Mixtec is a Middle American Indian community that lives in the northern and western regions of the state of Oaxaca, as well as in neighboring parts of the states of Guerrero and Puebla in southern Mexico. Mixtec people are known for their distinctive culture and art. In historical periods, both before and during the reign of the Aztecs, the Mixtec held a high level of civilisation.
Beans, gourds such as squash, maize, which is a variety of corn, and chili peppers were some of the food crops that were cultivated by the ancient Zapotecs. The Zapotec diet still includes the items listed above, particularly maize.
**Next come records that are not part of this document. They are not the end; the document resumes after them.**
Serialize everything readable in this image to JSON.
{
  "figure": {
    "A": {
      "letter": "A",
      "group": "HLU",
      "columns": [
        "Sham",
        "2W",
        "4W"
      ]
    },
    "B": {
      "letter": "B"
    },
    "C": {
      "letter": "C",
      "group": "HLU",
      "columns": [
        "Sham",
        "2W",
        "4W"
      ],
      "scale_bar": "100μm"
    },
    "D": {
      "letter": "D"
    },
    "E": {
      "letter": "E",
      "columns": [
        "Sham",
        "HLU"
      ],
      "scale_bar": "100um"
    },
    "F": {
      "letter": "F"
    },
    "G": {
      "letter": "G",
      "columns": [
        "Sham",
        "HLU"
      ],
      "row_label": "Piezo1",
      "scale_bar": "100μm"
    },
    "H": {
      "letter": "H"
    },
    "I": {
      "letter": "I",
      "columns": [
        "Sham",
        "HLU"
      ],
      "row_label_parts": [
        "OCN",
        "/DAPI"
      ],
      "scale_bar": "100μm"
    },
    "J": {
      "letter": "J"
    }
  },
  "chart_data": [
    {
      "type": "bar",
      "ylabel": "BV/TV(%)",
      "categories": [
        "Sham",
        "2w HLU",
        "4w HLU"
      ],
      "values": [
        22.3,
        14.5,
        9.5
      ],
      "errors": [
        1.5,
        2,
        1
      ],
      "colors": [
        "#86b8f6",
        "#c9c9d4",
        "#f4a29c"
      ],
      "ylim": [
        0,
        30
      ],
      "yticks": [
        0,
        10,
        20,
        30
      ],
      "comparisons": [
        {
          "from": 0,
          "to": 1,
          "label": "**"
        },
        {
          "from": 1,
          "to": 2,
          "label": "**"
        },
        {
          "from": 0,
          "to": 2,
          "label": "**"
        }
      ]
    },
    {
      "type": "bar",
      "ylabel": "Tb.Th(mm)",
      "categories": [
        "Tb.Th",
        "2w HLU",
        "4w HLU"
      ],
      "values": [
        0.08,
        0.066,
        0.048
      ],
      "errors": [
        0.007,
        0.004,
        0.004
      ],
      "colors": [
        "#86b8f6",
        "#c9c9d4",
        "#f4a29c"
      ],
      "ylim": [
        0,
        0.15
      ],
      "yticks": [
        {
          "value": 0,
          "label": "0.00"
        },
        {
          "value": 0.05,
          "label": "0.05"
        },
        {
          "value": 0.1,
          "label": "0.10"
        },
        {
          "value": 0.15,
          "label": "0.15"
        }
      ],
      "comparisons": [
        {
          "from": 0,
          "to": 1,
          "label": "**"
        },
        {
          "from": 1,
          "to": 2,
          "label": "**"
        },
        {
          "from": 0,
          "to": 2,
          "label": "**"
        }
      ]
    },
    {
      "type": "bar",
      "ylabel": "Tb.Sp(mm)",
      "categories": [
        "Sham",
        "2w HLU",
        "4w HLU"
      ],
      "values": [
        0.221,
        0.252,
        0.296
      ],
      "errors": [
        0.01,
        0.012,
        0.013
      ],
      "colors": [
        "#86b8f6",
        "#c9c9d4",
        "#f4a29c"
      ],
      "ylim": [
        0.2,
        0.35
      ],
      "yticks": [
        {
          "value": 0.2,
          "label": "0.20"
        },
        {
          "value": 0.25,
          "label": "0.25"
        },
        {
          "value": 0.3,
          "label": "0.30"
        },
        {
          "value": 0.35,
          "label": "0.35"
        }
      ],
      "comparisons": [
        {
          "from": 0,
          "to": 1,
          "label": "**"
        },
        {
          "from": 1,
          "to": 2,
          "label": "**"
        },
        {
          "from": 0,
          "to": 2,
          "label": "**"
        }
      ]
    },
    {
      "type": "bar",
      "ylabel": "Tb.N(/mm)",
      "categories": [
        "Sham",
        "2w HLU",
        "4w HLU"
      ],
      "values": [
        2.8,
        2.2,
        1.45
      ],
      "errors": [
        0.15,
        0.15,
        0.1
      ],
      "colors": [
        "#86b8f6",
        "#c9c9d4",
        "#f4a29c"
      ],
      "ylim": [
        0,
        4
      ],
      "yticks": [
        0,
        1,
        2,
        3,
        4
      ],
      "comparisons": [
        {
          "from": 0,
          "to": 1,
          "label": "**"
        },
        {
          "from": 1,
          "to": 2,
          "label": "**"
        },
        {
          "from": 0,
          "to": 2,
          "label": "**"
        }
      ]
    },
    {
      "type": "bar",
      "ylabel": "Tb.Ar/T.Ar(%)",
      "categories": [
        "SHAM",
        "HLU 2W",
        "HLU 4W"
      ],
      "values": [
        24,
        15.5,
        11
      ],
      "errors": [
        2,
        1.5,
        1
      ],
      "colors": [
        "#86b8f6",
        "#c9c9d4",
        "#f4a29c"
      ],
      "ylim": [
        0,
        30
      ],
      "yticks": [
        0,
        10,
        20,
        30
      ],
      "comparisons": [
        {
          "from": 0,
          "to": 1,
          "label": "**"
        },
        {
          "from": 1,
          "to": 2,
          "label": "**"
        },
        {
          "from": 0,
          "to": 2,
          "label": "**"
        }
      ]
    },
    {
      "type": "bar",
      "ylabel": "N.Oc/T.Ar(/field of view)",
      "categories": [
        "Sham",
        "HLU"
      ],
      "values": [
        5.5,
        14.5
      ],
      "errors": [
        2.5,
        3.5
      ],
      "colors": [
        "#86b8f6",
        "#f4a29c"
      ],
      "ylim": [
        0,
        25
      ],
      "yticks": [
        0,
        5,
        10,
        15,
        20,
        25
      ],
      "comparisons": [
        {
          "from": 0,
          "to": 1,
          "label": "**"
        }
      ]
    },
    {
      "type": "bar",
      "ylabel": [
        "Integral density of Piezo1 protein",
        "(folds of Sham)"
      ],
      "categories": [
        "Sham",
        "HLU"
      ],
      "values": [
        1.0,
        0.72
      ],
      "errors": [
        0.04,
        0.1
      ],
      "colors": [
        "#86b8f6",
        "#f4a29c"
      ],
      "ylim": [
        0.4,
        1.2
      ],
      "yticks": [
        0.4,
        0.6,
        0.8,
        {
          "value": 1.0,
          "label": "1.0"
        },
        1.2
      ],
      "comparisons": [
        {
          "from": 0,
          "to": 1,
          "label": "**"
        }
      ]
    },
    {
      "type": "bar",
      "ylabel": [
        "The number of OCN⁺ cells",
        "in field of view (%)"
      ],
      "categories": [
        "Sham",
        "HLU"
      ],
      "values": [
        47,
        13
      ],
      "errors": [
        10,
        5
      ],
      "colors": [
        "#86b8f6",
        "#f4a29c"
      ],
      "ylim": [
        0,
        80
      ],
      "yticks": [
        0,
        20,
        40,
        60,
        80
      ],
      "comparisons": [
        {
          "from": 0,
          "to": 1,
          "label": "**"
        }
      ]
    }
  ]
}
Social Control is a term used to describe the ability to exert social control.Official social control tactics are used by the Zapotec of La Paz to keep hostility to a bare minimum.A venue that allows for the airing of grievances is provided by a community council that meets on an almost daily basis.In addition to enabling people to voice their opinions, its primary role is to prevent disputes from destabilizing society before they even arise.
Although the Zapotecs practice Roman Catholicism, they retain a strong belief in a variety of paganism-related spirits, rituals, and mythology, which are sometimes intertwined with Christianity. It is essential to have a compadrazgo, which is a system of ritualized kinship that is created with godparents.